A los ocho días vinieron a circuncidar al niño, y querían llamarlo Zacarías, como su padre; pero la madre intervino diciendo: «¡No! Se va a llamar Juan».

Y le dijeron: «Ninguno de tus parientes se llama así».

Entonces preguntaban por señas al padre cómo quería que se llamase. Él pidió una tablilla y escribió: «Juan es su nombre». Y todos se quedaron maravillados.

Inmediatamente se le soltó la boca y la lengua, y empezó a hablar bendiciendo a Dios.

Los vecinos quedaron sobrecogidos, y se comentaban todos estos hechos por toda la montaña de Judea. Y todos los que los oían reflexionaban diciendo: «Pues ¿qué será este niño?»

Porque la mano del Señor estaba con él.

Los nombres son importantes, y en este evangelio se revela su relevancia tanto por su significado como por la forma en que se otorgan.

Por un lado, Juan significa en hebreo “Dios es misericordioso”, lo cual expresa una clara intención divina. Y es que la misión de Juan será precisamente anunciar la llegada del Reino de Dios y el perdón de los pecados, haciendo visible esa misericordia.

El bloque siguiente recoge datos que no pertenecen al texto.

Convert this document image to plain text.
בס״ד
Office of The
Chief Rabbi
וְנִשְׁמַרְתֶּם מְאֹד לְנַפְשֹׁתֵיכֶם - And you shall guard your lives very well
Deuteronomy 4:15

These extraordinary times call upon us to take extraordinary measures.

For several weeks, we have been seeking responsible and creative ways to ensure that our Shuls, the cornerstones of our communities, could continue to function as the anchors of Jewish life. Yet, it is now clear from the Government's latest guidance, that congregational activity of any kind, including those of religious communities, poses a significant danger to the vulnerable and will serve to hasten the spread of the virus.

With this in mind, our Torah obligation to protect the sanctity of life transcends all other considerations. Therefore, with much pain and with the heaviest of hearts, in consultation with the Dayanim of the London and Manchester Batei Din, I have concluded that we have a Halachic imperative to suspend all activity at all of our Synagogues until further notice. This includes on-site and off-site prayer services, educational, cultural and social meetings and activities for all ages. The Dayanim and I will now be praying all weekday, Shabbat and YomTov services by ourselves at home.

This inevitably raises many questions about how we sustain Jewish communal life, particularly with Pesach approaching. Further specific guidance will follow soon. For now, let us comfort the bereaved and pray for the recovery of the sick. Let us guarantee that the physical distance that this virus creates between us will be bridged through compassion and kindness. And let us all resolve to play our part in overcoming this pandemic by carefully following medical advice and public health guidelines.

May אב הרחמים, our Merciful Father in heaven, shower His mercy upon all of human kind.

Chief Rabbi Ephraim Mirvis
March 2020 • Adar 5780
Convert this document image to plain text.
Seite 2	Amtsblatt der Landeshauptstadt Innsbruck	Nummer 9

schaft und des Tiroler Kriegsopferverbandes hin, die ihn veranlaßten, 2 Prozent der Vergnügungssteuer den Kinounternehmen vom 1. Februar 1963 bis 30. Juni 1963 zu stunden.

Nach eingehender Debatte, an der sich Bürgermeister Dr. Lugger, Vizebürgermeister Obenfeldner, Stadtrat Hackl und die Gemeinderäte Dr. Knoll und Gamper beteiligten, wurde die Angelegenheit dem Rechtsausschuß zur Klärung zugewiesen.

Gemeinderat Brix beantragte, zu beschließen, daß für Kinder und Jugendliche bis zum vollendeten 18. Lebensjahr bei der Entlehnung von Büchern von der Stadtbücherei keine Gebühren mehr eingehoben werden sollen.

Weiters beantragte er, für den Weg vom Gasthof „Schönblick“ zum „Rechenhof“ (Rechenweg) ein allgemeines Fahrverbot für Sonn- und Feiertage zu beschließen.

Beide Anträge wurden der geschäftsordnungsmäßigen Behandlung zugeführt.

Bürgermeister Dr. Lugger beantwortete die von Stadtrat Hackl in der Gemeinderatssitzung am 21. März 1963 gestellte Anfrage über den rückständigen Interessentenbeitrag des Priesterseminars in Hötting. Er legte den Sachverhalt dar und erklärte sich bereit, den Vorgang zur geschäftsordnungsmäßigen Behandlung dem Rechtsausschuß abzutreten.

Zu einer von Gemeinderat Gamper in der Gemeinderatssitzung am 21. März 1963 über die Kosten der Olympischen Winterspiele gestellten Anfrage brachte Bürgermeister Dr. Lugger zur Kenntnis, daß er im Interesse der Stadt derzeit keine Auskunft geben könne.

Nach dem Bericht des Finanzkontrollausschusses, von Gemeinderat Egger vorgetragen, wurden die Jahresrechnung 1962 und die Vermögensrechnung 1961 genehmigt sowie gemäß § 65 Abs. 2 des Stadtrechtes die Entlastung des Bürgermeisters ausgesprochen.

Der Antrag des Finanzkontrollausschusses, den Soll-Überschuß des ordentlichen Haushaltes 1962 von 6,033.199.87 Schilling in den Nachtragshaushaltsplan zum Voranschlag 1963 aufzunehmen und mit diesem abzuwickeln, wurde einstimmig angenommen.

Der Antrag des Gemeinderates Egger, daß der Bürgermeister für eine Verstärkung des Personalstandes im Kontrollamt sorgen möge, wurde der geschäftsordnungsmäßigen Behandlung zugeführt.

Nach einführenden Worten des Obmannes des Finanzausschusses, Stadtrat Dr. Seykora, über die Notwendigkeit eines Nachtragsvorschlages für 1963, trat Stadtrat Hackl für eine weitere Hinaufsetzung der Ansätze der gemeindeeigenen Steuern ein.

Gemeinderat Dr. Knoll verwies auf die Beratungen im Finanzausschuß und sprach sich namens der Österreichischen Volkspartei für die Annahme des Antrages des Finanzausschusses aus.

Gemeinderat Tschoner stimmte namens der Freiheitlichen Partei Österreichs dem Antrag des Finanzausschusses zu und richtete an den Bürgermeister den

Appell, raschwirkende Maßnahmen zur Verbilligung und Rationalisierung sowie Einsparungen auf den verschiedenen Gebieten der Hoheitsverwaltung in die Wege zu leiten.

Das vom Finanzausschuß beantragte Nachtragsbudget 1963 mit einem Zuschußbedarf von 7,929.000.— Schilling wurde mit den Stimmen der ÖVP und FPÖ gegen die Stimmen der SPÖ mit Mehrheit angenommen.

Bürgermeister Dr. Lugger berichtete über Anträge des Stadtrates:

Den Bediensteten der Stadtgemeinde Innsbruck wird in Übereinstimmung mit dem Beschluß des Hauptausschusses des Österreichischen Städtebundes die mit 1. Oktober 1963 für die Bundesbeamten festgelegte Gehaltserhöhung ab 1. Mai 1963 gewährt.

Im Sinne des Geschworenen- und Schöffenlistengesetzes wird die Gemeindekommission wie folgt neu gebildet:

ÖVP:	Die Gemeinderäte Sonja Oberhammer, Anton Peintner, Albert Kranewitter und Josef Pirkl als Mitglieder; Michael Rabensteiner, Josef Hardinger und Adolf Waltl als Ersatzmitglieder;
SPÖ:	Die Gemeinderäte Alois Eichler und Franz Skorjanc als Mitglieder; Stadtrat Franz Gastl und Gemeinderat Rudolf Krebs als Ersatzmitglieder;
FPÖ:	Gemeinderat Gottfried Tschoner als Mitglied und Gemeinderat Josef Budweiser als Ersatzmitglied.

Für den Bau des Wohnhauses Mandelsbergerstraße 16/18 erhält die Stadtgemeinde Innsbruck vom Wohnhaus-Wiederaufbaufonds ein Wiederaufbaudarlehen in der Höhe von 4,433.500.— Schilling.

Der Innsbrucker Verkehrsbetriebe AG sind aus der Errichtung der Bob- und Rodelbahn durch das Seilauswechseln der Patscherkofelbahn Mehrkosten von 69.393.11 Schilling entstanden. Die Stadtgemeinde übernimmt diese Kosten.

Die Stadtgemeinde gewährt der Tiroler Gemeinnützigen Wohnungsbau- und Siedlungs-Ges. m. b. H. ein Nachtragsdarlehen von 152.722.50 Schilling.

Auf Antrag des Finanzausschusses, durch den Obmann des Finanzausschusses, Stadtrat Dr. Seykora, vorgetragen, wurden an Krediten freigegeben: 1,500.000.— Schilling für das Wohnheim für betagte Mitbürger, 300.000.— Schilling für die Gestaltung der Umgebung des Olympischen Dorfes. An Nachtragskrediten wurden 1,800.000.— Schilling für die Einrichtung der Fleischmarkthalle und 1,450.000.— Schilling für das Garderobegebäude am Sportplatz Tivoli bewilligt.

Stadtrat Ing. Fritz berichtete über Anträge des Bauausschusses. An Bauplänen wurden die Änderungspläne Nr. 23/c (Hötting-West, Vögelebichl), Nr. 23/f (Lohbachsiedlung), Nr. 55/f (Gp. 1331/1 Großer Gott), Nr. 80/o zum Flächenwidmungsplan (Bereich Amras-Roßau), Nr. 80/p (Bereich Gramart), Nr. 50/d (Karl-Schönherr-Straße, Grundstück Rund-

También resulta significativo que sea la madre quien impone el nombre, rompiendo con la tradición de que lo haga el padre. Y más aún: se trata de un nombre nuevo, ajeno a la familia. Todo esto nos muestra que Dios hace nuevas todas las cosas y que sus planes no siempre siguen nuestras expectativas humanas.

Por último, el gesto de humildad de Zacarías, al aceptar y confirmar el nombre elegido por Isabel (y, con ello, el plan de Dios) se convierte en el acto de fe que restaura su voz. Así, la obediencia y la confianza curan la duda inicial que le había llevado al silencio en primer lugar.

Oh, Dios, que haces nuevas todas las cosas y diriges todo el cosmos y los destinos de los hombres, sorpréndenos una y otra vez con tus maravillas como hiciste con la familia de Zacarías, Isabel y Juan. Concédenos alcanzar la libertad plena, como la de la Madre de tu Hijo, para poder ser humildes colaboradores de tu plan de salvación. Ilumínanos en la fe para no quedar mudos como Zacarías, sino que, como hizo al desatársele la lengua, te bendigamos siempre. Amén.

Hoy, si me surge algún contratiempo, voy a tratar de verlo desde la mirada de la fe en el plan de Dios.